The Third Circuit has instructed that if a complaint is vulnerable to dismissal for failure to state a claim, the district court must permit a curative amendment unless an amendment would be inequitable or futile. Grayson, 293 F.3d at 108. As the amended complaint in its current form does not clearly set forth any claims against Defendant, dismissal is warranted. However, so as to preserve Bates's rights as a pro se litigant, the Court recommends that Bates be granted leave to file a final, unified, legible amended complaint setting forth factual allegations and legal claims in a manner that can be reviewed by the Court and, if necessary, answered by Defendants. Estelle, 429 U.S. at 106; Grayson, 293 F.3d at 108.

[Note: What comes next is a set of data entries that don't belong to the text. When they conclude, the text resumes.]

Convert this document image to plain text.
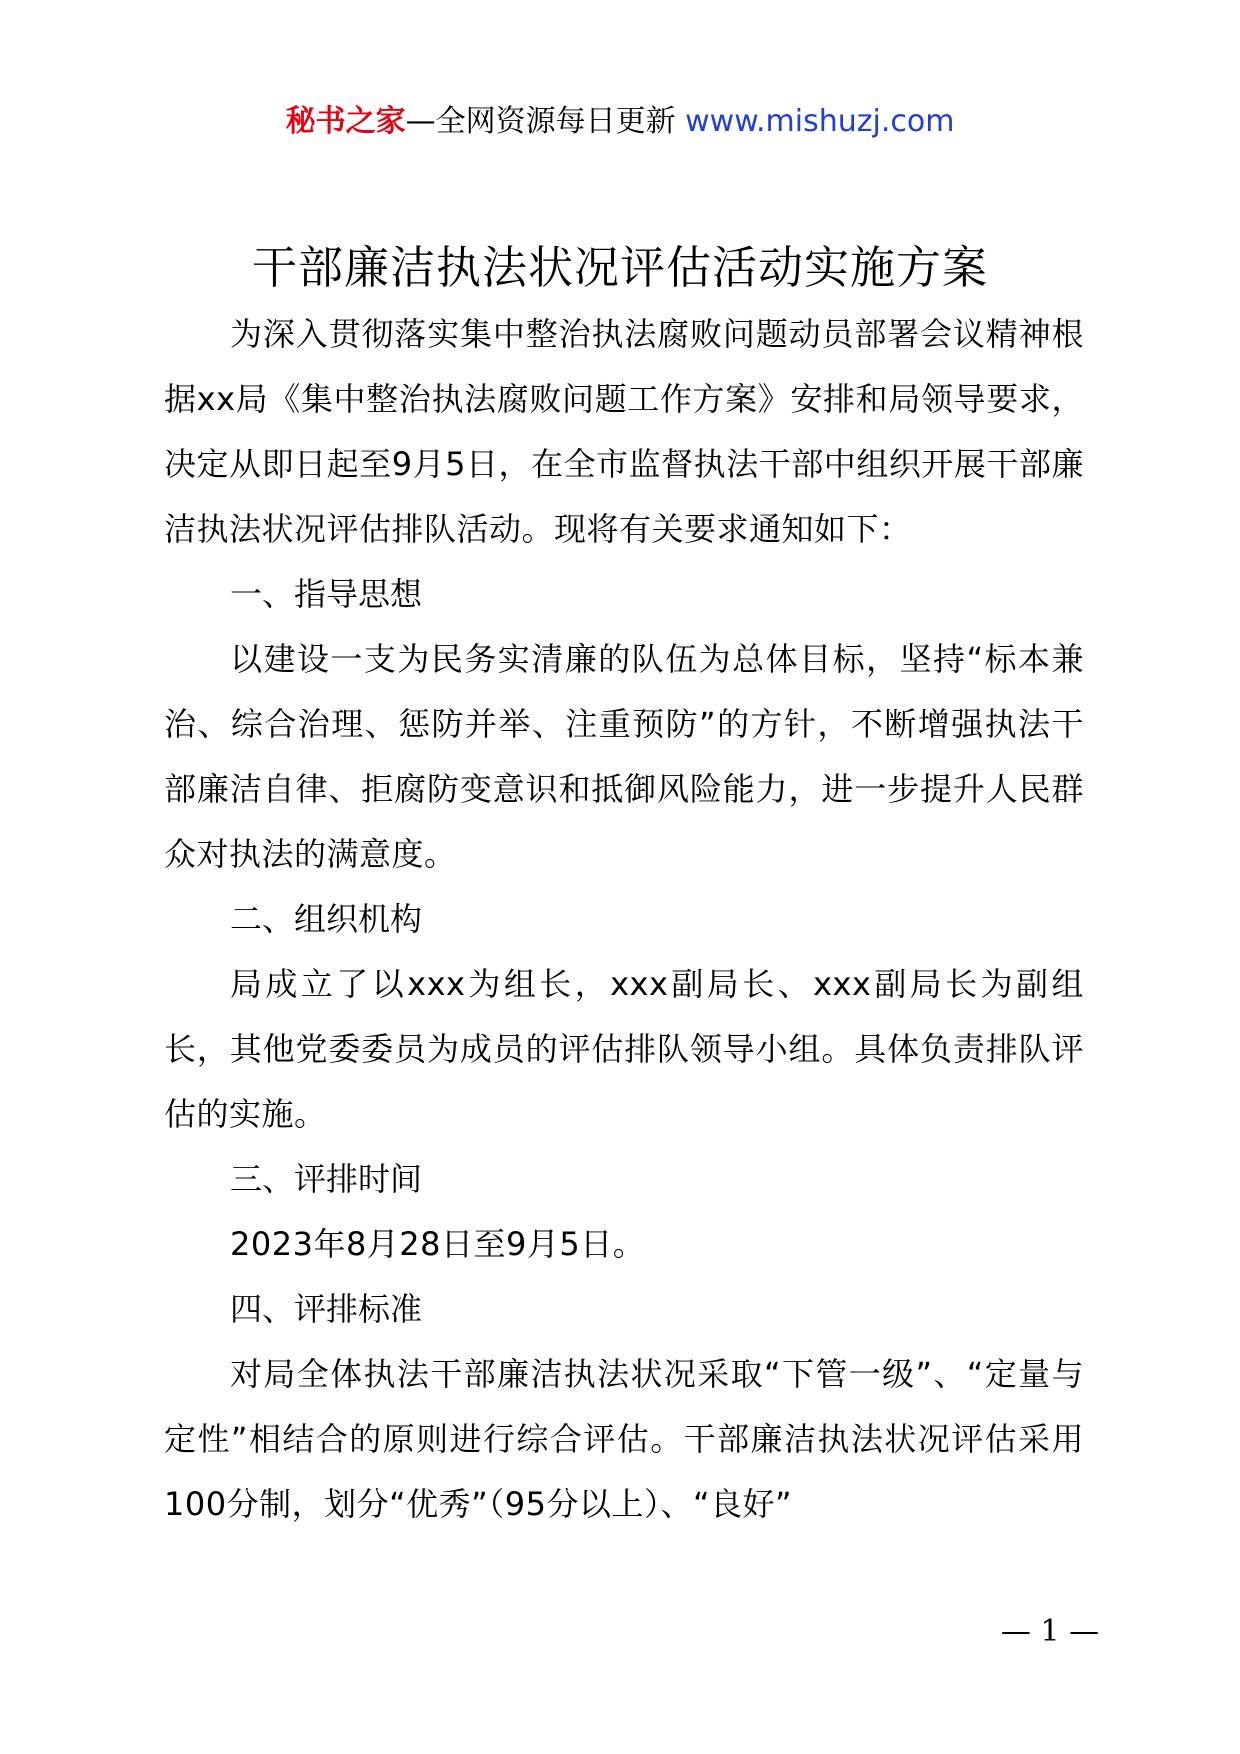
秘书之家—全网资源每日更新 www.mishuzj.com
干部廉洁执法状况评估活动实施方案

为深入贯彻落实集中整治执法腐败问题动员部署会议精神根据xx局《集中整治执法腐败问题工作方案》安排和局领导要求，决定从即日起至9月5日，在全市监督执法干部中组织开展干部廉洁执法状况评估排队活动。现将有关要求通知如下：

一、指导思想

以建设一支为民务实清廉的队伍为总体目标，坚持“标本兼治、综合治理、惩防并举、注重预防”的方针，不断增强执法干部廉洁自律、拒腐防变意识和抵御风险能力，进一步提升人民群众对执法的满意度。

二、组织机构

局成立了以xxx为组长，xxx副局长、xxx副局长为副组长，其他党委委员为成员的评估排队领导小组。具体负责排队评估的实施。

三、评排时间

2023年8月28日至9月5日。

四、评排标准

对局全体执法干部廉洁执法状况采取“下管一级”、“定量与定性”相结合的原则进行综合评估。干部廉洁执法状况评估采用100分制，划分“优秀”（95分以上）、“良好”

— 1 —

Bates is advised that an amended complaint must be a pleading that stands by itself without reference to the original complaint. Young v. Keohane, 809 F.Supp. 1185, 1198 (M.D. Pa. 1992) (emphasis added). The amended complaint must also establish the existence of specific actions taken by Defendant. Bates is further cautioned that she must comply with Rule 8 of the Federal Rules of Civil Procedure and establish at least a modicum of factual specificity regarding the claims she intends to assert and the factual grounds upon which they rest. The amended complaint should also be limited to those claims that arise out of the same transaction or occurrence or series of transactions or occurrences as averred in the original complaint. Failure to file an amended complaint in accordance with the aforementioned requirements may result in the dismissal of this action in its entirety.
IV. Recommendation
Based on the foregoing, it is respectfully recommended that Wal-Mart's motion to dismiss and motion for a more definite statement (Doc. 3) be GRANTED and Bates be granted leave to file an amended complaint.
NOTICE
NOTICE IS HEREBY GIVEN that the undersigned has entered the foregoing Report and Recommendation dated January 27, 2023. Any party may obtain a review of the Report and Recommendation pursuant to Rule 72.3, which provides:
Any party may object to a magistrate judge's proposed findings, recommendations or report addressing a motion or matter described in 28 U.S.C. § 636(b)(1)(B) or making a recommendation for the disposition of a prisoner case or a habeas corpus petition within fourteen (14) days after being served with a copy thereof. Such party shall file with the clerk of court, and serve on the magistrate judge and all parties, written objections which shall specifically identify the portions of the proposed findings, recommendations, or report to which objection is made and the basis for such objections. The briefing requirements set forth in Local Rule 72.2 shall apply. A judge shall make a de novo determination of those portions of the report or specified proposed findings or recommendations to which objection is made and may accept, reject, or modify, in whole or in part, the findings or recommendations made by the magistrate judge. The judge, however, need conduct a new hearing only at his or her discretion or where required by law and may consider the record developed before the magistrate judge, making his or her own determination on the basis of that record. The judge may also receive further evidence, recall witnesses or recommit the matter to the magistrate judge with instructions.